Sé de los maridos gracias a Corpus Barga, un escritor que se fue a Lima a escribir sobre Comillas, donde veraneaba de niño, y de otras cosas. Eran los años en que los escritores malos podían irse a Perú o a México, porque aquí había que hacer sitio a los buenos, los que iban a misa los domingos. En consecuencia en México se pensaba mucho en Madrid, como dice Agustín Lara en un chotis, y en Lima en el Comillas de principios del siglo XX, cuando en la playa ponían una cuerda, y un vigilante para la cuerda, que separaba las zonas dedicadas a hombres y a mujeres. Y eso que por entonces los hombres y las mujeres no iban a la playa: eran sus asexuados sosias, las damas y los caballeros, quienes lo hacían.

El ferrocarril acabó con los maridos; el pelargón, con las nodrizas, y el vídeo mató a la estrella de la radio, por este orden.

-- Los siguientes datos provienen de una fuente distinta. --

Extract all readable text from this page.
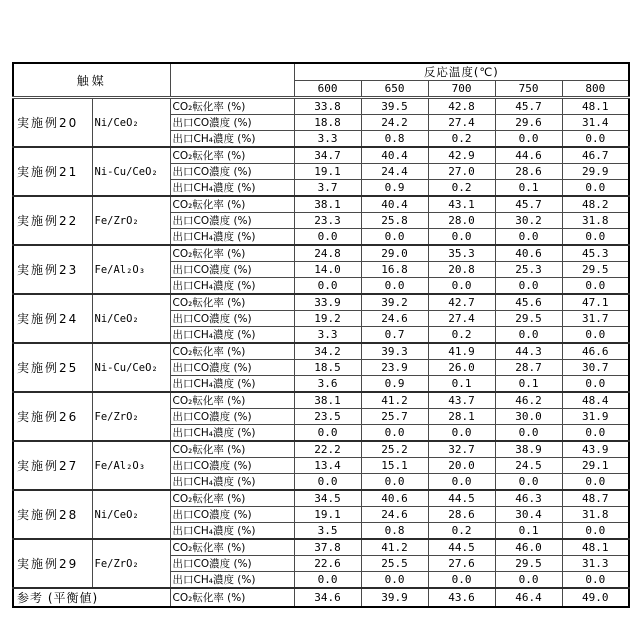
触媒			反応温度(℃)				
			600	650	700	750	800
実施例20	Ni/CeO₂	CO₂転化率 (%)	33.8	39.5	42.8	45.7	48.1
		出口CO濃度 (%)	18.8	24.2	27.4	29.6	31.4
		出口CH₄濃度 (%)	3.3	0.8	0.2	0.0	0.0
実施例21	Ni-Cu/CeO₂	CO₂転化率 (%)	34.7	40.4	42.9	44.6	46.7
		出口CO濃度 (%)	19.1	24.4	27.0	28.6	29.9
		出口CH₄濃度 (%)	3.7	0.9	0.2	0.1	0.0
実施例22	Fe/ZrO₂	CO₂転化率 (%)	38.1	40.4	43.1	45.7	48.2
		出口CO濃度 (%)	23.3	25.8	28.0	30.2	31.8
		出口CH₄濃度 (%)	0.0	0.0	0.0	0.0	0.0
実施例23	Fe/Al₂O₃	CO₂転化率 (%)	24.8	29.0	35.3	40.6	45.3
		出口CO濃度 (%)	14.0	16.8	20.8	25.3	29.5
		出口CH₄濃度 (%)	0.0	0.0	0.0	0.0	0.0
実施例24	Ni/CeO₂	CO₂転化率 (%)	33.9	39.2	42.7	45.6	47.1
		出口CO濃度 (%)	19.2	24.6	27.4	29.5	31.7
		出口CH₄濃度 (%)	3.3	0.7	0.2	0.0	0.0
実施例25	Ni-Cu/CeO₂	CO₂転化率 (%)	34.2	39.3	41.9	44.3	46.6
		出口CO濃度 (%)	18.5	23.9	26.0	28.7	30.7
		出口CH₄濃度 (%)	3.6	0.9	0.1	0.1	0.0
実施例26	Fe/ZrO₂	CO₂転化率 (%)	38.1	41.2	43.7	46.2	48.4
		出口CO濃度 (%)	23.5	25.7	28.1	30.0	31.9
		出口CH₄濃度 (%)	0.0	0.0	0.0	0.0	0.0
実施例27	Fe/Al₂O₃	CO₂転化率 (%)	22.2	25.2	32.7	38.9	43.9
		出口CO濃度 (%)	13.4	15.1	20.0	24.5	29.1
		出口CH₄濃度 (%)	0.0	0.0	0.0	0.0	0.0
実施例28	Ni/CeO₂	CO₂転化率 (%)	34.5	40.6	44.5	46.3	48.7
		出口CO濃度 (%)	19.1	24.6	28.6	30.4	31.8
		出口CH₄濃度 (%)	3.5	0.8	0.2	0.1	0.0
実施例29	Fe/ZrO₂	CO₂転化率 (%)	37.8	41.2	44.5	46.0	48.1
		出口CO濃度 (%)	22.6	25.5	27.6	29.5	31.3
		出口CH₄濃度 (%)	0.0	0.0	0.0	0.0	0.0
参考 (平衡値)		CO₂転化率 (%)	34.6	39.9	43.6	46.4	49.0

Las damas y los caballeros eran veraneantes que pasaban el resto del año en Madrid, y allí contrataban nodrizas, amas de cría, también llamadas amas húmedas porque las había secas, para dar de mamar a su prole. Para que una nodriza generara leche era necesario que tuviera su propio hijo, claro, que mamaba a la vez que el hijo de la señora. Este y el del ama devenían así hermanos de leche, un vínculo que a más de un hijo de nodriza le supuso ser ujier en un ministerio cuando el otro mamón llegaba a ministro. Corpus habla de «… las nodrizas gallegas, tan famosas como las pasiegas y más numerosas», y seguramente sea este mayor número el que le lleve a atribuirles maridos solo a ellas, sin mencionar a las pasiegas en este aspecto. El caso es que cuando el niño del ama crecía, su madre quedaba sin leche y, por tanto, sin trabajo. Un viaje a Galicia a preñar de nuevo llevaría un tiempo sin actividad y un gasto impensable, por lo que la nodriza gallega, de acuerdo con su hombre en el terruño, recurría a los servicios de un profesional para que la pusiera de nuevo en condiciones de dar leche sin moverse de Madrid: a este profesional se le llamaba marido. Cuando la mujer había sacado adelante  unos cuantos hijos, y tenía los ahorros suficientes, volvía a su tierra con la totalidad de la prole parida, la mitad de la criada, que su marido oficial asumía como propia. Eran los tiempos en que los hijos suponían fuerza de trabajo gratuita, es decir, casi toda la historia de la humanidad: échese un vistazo al derecho romano.

Cuando la industria láctea encontró el modo de librarse de la competencia de las amas húmedas en el servicio al sector más joven de los consumidores, los maridos ya habían desaparecido: el ferrocarril permitió viajes rápidos y baratos. El ferrocarril acabó con los maridos; el pelargón, con las nodrizas, y el vídeo mató a la estrella de la radio, por este orden.

Las nodrizas merecen un recuerdo agradecido por tantos ministros, obispos y prohombres en general que tuvimos gracias a ellas. Pero el noble oficio de marido ha contribuido también al crecimiento del capital humano patrio y se lo recuerda menos todavía. Yo lo hago con cierta frecuencia: concretamente cada vez que el Alvia me deja tirado en Alar del Rey.